Bonding Combines Bandwidth
There’s a way to do that and still keep all the advantages of T1 line technology. The technique is called bonding. It’s an industry standard method of combining the bandwidth of multiple T1 lines so that they behave as a single much larger connection.
Increase Bandwidth In Increments
You can’t really hot-rod a single T1 line. The system was designed to be synchronized so that the line can be segmented into 24 separate telephone lines or multiplexed into higher bandwidth services. A T1 line runs at 1.5 Mbps and that’s that. What bonding does is let you bring in another T1 line and hook the two together for 3 Mbps.
Bandwidth demands are increasing. You know that every few years you need to upgrade the processing power and RAM in your PCs to keep running efficiently with upgraded browsers and other applications. Expect the same to be true of your WAN connections. Whether it’s file transfers from point to point between business locations, Internet access or a connection to cloud services, you’ll need higher bandwidth to stay competitive.
More Bonding, Higher Bandwidths
T1 lines can be combined in larger groups to give you even more bandwidth. Bonding 3 T1s provides 4.5 Mbps, 4 T1 lines offer 6 Mbps, 5 bonded lines equal 7.5 Mbps, 6 T1s provide 9 Mbps, 7 T1 lines offer 10.5 Mbps and 8 bonded T1 lines get you to 12 Mbps. Eight line bonding is about as high as most carriers go. The cost of bonded T1 is equal to the price of a single T1 times the number of lines used. When you get past 8 T1s it is generally cheaper to move up to DS3 or even fiber optic connections.
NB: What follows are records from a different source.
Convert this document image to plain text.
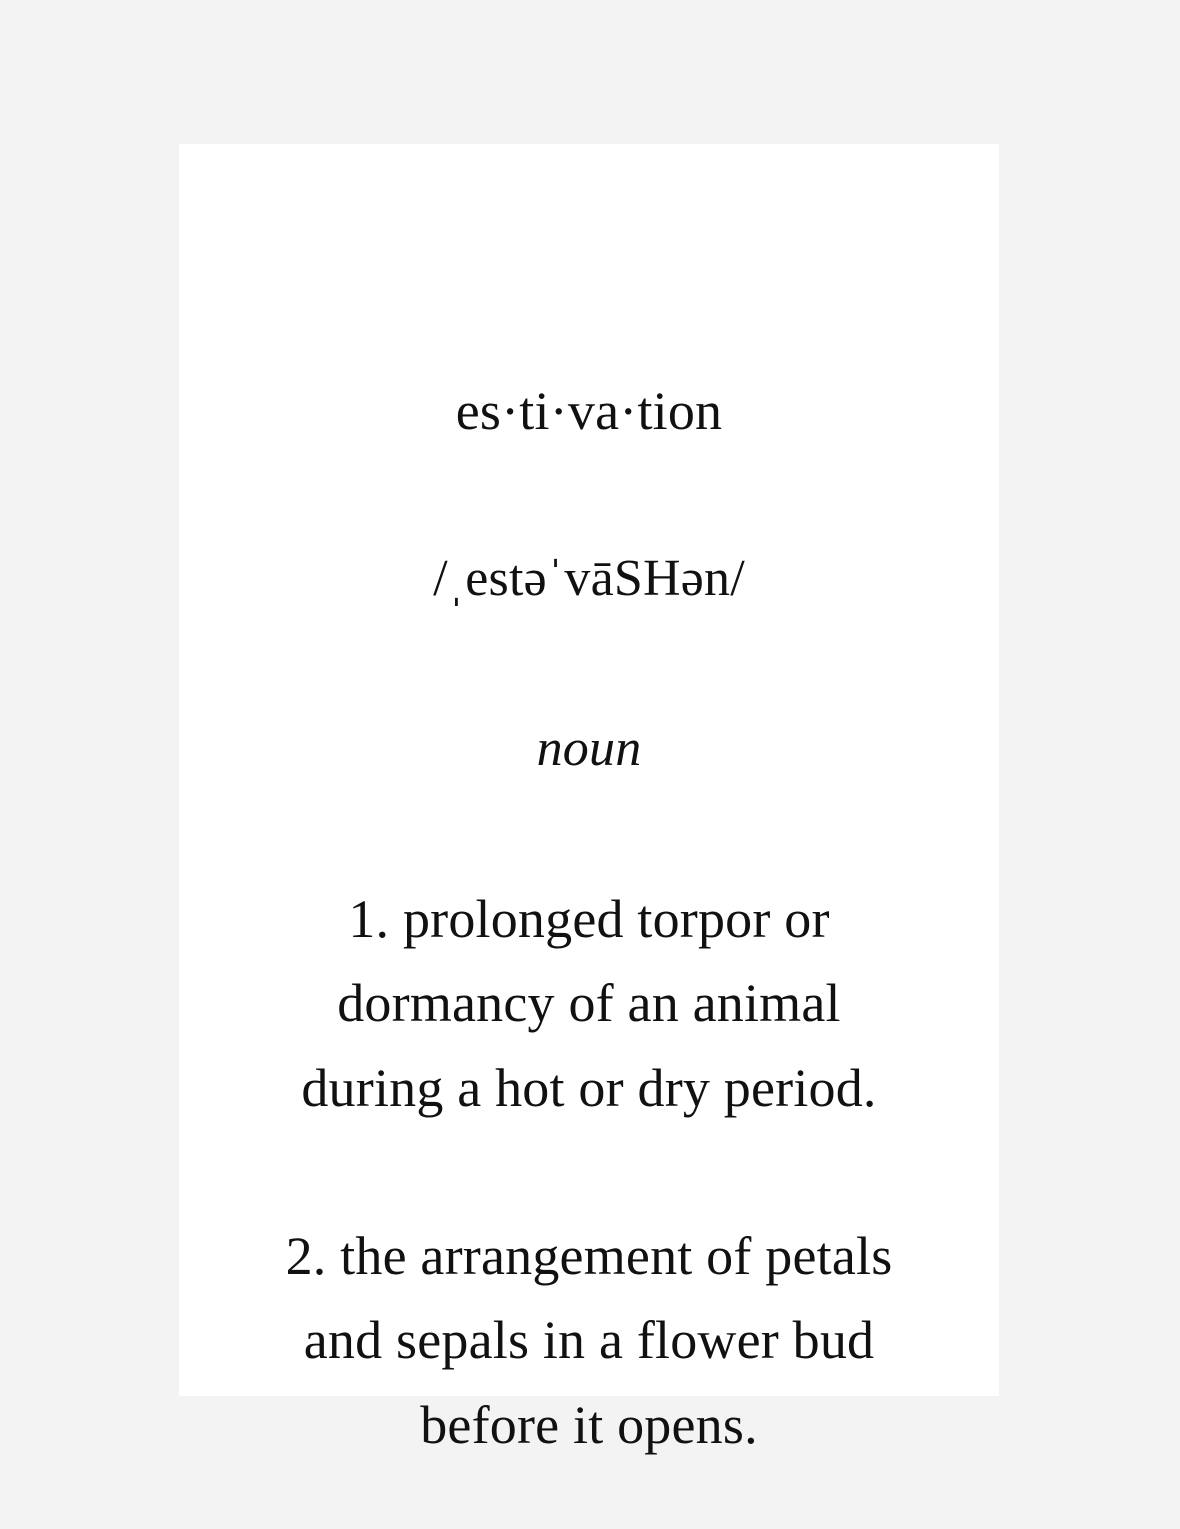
es·ti·va·tion
/ˌestəˈvāSHən/
noun
1. prolonged torpor or
dormancy of an animal
during a hot or dry period.
2. the arrangement of petals
and sepals in a flower bud
before it opens.
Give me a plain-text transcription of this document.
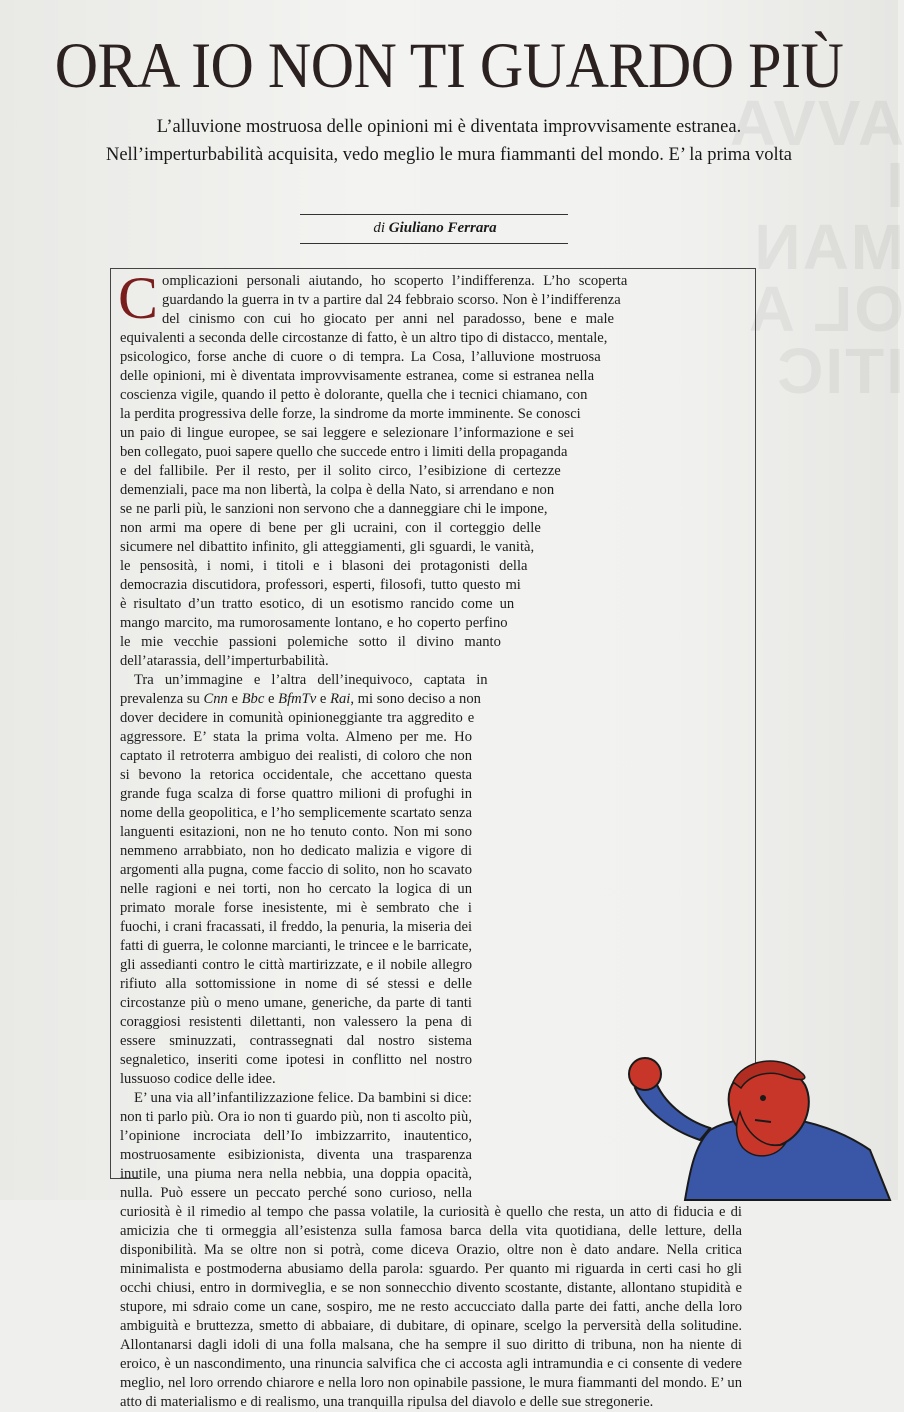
AVVA
I MAN
OL A
ITIC
ORA IO NON TI GUARDO PIÙ
L’alluvione mostruosa delle opinioni mi è diventata improvvisamente estranea.
Nell’imperturbabilità acquisita, vedo meglio le mura fiammanti del mondo. E’ la prima volta
di Giuliano Ferrara

Complicazioni personali aiutando, ho scoperto l’indifferenza. L’ho scoperta guardando la guerra in tv a partire dal 24 febbraio scorso. Non è l’indifferenza del cinismo con cui ho giocato per anni nel paradosso, bene e male equivalenti a seconda delle circostanze di fatto, è un altro tipo di distacco, mentale, psicologico, forse anche di cuore o di tempra. La Cosa, l’alluvione mostruosa delle opinioni, mi è diventata improvvisamente estranea, come si estranea nella coscienza vigile, quando il petto è dolorante, quella che i tecnici chiamano, con la perdita progressiva delle forze, la sindrome da morte imminente. Se conosci un paio di lingue europee, se sai leggere e selezionare l’informazione e sei ben collegato, puoi sapere quello che succede entro i limiti della propaganda e del fallibile. Per il resto, per il solito circo, l’esibizione di certezze demenziali, pace ma non libertà, la colpa è della Nato, si arrendano e non se ne parli più, le sanzioni non servono che a danneggiare chi le impone, non armi ma opere di bene per gli ucraini, con il corteggio delle sicumere nel dibattito infinito, gli atteggiamenti, gli sguardi, le vanità, le pensosità, i nomi, i titoli e i blasoni dei protagonisti della democrazia discutidora, professori, esperti, filosofi, tutto questo mi è risultato d’un tratto esotico, di un esotismo rancido come un mango marcito, ma rumorosamente lontano, e ho coperto perfino le mie vecchie passioni polemiche sotto il divino manto dell’atarassia, dell’imperturbabilità.

Tra un’immagine e l’altra dell’inequivoco, captata in prevalenza su Cnn e Bbc e BfmTv e Rai, mi sono deciso a non dover decidere in comunità opinioneggiante tra aggredito e aggressore. E’ stata la prima volta. Almeno per me. Ho captato il retroterra ambiguo dei realisti, di coloro che non si bevono la retorica occidentale, che accettano questa grande fuga scalza di forse quattro milioni di profughi in nome della geopolitica, e l’ho semplicemente scartato senza languenti esitazioni, non ne ho tenuto conto. Non mi sono nemmeno arrabbiato, non ho dedicato malizia e vigore di argomenti alla pugna, come faccio di solito, non ho scavato nelle ragioni e nei torti, non ho cercato la logica di un primato morale forse inesistente, mi è sembrato che i fuochi, i crani fracassati, il freddo, la penuria, la miseria dei fatti di guerra, le colonne marcianti, le trincee e le barricate, gli assedianti contro le città martirizzate, e il nobile allegro rifiuto alla sottomissione in nome di sé stessi e delle circostanze più o meno umane, generiche, da parte di tanti coraggiosi resistenti dilettanti, non valessero la pena di essere sminuzzati, contrassegnati dal nostro sistema segnaletico, inseriti come ipotesi in conflitto nel nostro lussuoso codice delle idee.

E’ una via all’infantilizzazione felice. Da bambini si dice: non ti parlo più. Ora io non ti guardo più, non ti ascolto più, l’opinione incrociata dell’Io imbizzarrito, inautentico, mostruosamente esibizionista, diventa una trasparenza inutile, una piuma nera nella nebbia, una doppia opacità, nulla. Può essere un peccato perché sono curioso, nella curiosità è il rimedio al tempo che passa volatile, la curiosità è quello che resta, un atto di fiducia e di amicizia che ti ormeggia all’esistenza sulla famosa barca della vita quotidiana, delle letture, della disponibilità. Ma se oltre non si potrà, come diceva Orazio, oltre non è dato andare. Nella critica minimalista e postmoderna abusiamo della parola: sguardo. Per quanto mi riguarda in certi casi ho gli occhi chiusi, entro in dormiveglia, e se non sonnecchio divento scostante, distante, allontano stupidità e stupore, mi sdraio come un cane, sospiro, me ne resto accucciato dalla parte dei fatti, anche della loro ambiguità e bruttezza, smetto di abbaiare, di dubitare, di opinare, scelgo la perversità della solitudine. Allontanarsi dagli idoli di una folla malsana, che ha sempre il suo diritto di tribuna, non ha niente di eroico, è un nascondimento, una rinuncia salvifica che ci accosta agli intramundia e ci consente di vedere meglio, nel loro orrendo chiarore e nella loro non opinabile passione, le mura fiammanti del mondo. E’ un atto di materialismo e di realismo, una tranquilla ripulsa del diavolo e delle sue stregonerie.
One Connection For Your Network
How do you connect all these T1 lines coming into your facility? Your service provider will take care of that. They supply a managed router with multiple WAN Interface Cards (WIC) that handled the interface to each T1 line. The router then does the bonding in tandem with carrier equipment on the other end and delivers a single bandwidth port (RJ45) running at the higher bonded speed.
You Need a Single Provider
This is important. For bonding to work, you need to get all of your T1 lines from a single provider. If you try to mix and match vendors, they have no way of coordinating line operation and you just wind up with Individual T1 lines. You can do load balancing with your own routers or buy a bandwidth aggregation appliance to combine unrelated lines, but this is not true bonded T1.
The Ethernet over Copper Option
Does any other service compete directly with bonded T1? Yes, Ethernet over Copper does something very similar. It bonds multiple twisted copper pair (up to 8 pair) to deliver a single bandwidth service from 2 Mbps to over 100 Mbps. The trick in delivering the higher bandwidths is a more sophisticated modulation scheme that is distance sensitive. The nearer you are to the central office, the higher the speed available. If available, you can probably get higher bandwidths and better prices than bonded T1 services. However, availability is generally limited to metropolitan areas at this time.